Hayat ağacı ve Hıristiyan haçı arasında bir etkileşim olduğu üstünde duran M. Eliade şu bilgileri vermektedir: Hayat ağacı ölüleri dirilten, hastaları iyileştiren ve gençleştiren bütün bitkilerin bir prototipidir. Çinlilerin efsanelerinde, olağanüstü bir adadan söz edilir. Kargalar bu adadan, ölümleri üstünden 3 gün geçmiş savaşçıları bile dirilten bir ot getirirler. Buna benzer inanışlar İran’da da görülmektedir. Ölüyü tekrar dirilten mûcizevî ağaç motifi Roma dünyasında da bilinmektedir ve bu hikayenin etkisi bütün Avrupa’da yaygındır. Yine efsaneye göre Kral Süleyman Seba Kraliçesi’nden kendisine ölümsüzlük vermesini isteyince, o da kayalar arasında yetişen bir bitkiden söz eder. Süleyman elinde bir bitkiyle dolaşan ak saçlı bir adamla karşılaştığında, yaşlı adam elindeki bitkiyi sevinerek Süleyman’a vermiş ve onu yanında taşıdığı sürece ölmeyeceğini söylemiştir. İnanışa göre gerçek haçın yapıldığı tahta ölüleri tekrar dirilttiğinden dolayı, İmparator Konstantin’in annesi Helena onu aramaya koyulur. Bu tahtanın kutsal kabul edilmesinin nedeni, Aden Bahçesi’ndeki Hayat Ağacı’ndan yapılmış olmasıdır. Hıristiyan tasvir sanatında haç genellikle hayat ağacı şeklinde betimlenir. Ortaçağ Hıristiyanlığında, haç ağacı ve Şit’in Cennet’te yaptığı yolculukla ilgili çok sayıda efsanenin yaygın olarak dillerde dolaştığı bilinmektedir.[11] İyilik ve kötülük ağacının tahtasından yapılma haç, Kozmik Ağacın yerine geçmiş, İsa’nın kendisi de bir ağaç olarak betimlenmiştir.[12]
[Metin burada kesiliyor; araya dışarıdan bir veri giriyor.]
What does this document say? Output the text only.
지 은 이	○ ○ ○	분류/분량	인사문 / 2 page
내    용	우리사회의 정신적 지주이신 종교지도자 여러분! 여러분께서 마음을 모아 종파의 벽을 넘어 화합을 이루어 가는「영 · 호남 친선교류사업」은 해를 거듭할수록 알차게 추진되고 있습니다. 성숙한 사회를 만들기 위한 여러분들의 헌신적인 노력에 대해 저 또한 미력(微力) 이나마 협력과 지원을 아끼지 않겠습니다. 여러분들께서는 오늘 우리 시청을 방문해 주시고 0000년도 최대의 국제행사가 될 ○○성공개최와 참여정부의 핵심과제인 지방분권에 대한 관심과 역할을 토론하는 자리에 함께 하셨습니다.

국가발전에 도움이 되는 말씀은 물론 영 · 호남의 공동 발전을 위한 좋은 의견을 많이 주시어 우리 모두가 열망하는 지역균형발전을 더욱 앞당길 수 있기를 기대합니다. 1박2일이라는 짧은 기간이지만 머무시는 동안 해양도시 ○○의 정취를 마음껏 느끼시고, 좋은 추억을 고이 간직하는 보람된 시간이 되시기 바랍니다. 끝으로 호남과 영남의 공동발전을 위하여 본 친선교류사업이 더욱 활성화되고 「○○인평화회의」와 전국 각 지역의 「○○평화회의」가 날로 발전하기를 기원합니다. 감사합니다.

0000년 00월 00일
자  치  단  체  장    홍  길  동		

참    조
Ünlü bir haç efsanesine göre Adem Hebron vadisinde 932 yıl yaşamış ve ona ölümcül bir hastalık isabet etmişti. Bunun üzerine, oğlu Şit’i inayet zeytinyağını almak üzere cennetin kapısında bekçilik yapan meleğe gönderir. Adem ile Havva’nın ayak izlerini takip ederek hiç ot bitmeyen bir yere geldiğinde Adem’in talebini başmeleğe iletir. Başmelek de Şit’e, Cennet’e 3 defa bakmasını söyler. Buna göre, 1. bakışında 4 nehir ve üstünde kurumuş bir ağaç, ikincisinde sarmalanmış bir yılan ve üçüncüsünde de tepesi gökleri, kökü de yeri delen bir ağaç görür. Bunun üzerine melek, Şit’in gördüklerini ona açıklayarak ileride bir kurtarıcının geleceğini söyler. Aynı zamanda ona, anne babasının daha önce yedikleri ölüm meyvesinin çekirdeğinden 3 adet verir ve bunları 3 gün içerisinde ölecek olan Adem’in dilinin üzerine koymasını söyler. Hikayeyi duyan Adem, bundan insanlığın kurtulacağını anladığı için Cennet’ten kovulalı beri ilk defa güler. Daha sonra Adem öldüğü zaman, bu 3 çekirdeği Şit onun dilinin üzerine koyar. Bunlar Hebron vadisinde büyüyerek Musa’ya kadar ulaşır. Musa bunların tanrısal kökenini bildiğinden onları dünyanın merkezi olan Horeb’deki Tabor dağına nakleder ve bunlar Davud’a kadar burada kalır. Tanrı’dan aldığı emirle Davut onları yine dünyanın merkezi olarak kabul edilen Kudüs’e taşır. Hikayeye göre bu 3 ağaç zamanla tek ağaca dönüşmüştür ve Mesih’in haçının da bundan yapıldığı söylenmektedir. Sonuçta Mesih, dünyanın tam ortası sayılan, Adem’in yaratılıp gömüldüğü yerde çarmıha gerilmiş ve kanı Adem’in kafatasına dökülmüştür. Bu ise insanlığın babasını vaftiz eden ve onu günahından kurtaran bir kan olarak kabul edilmektedir.[13]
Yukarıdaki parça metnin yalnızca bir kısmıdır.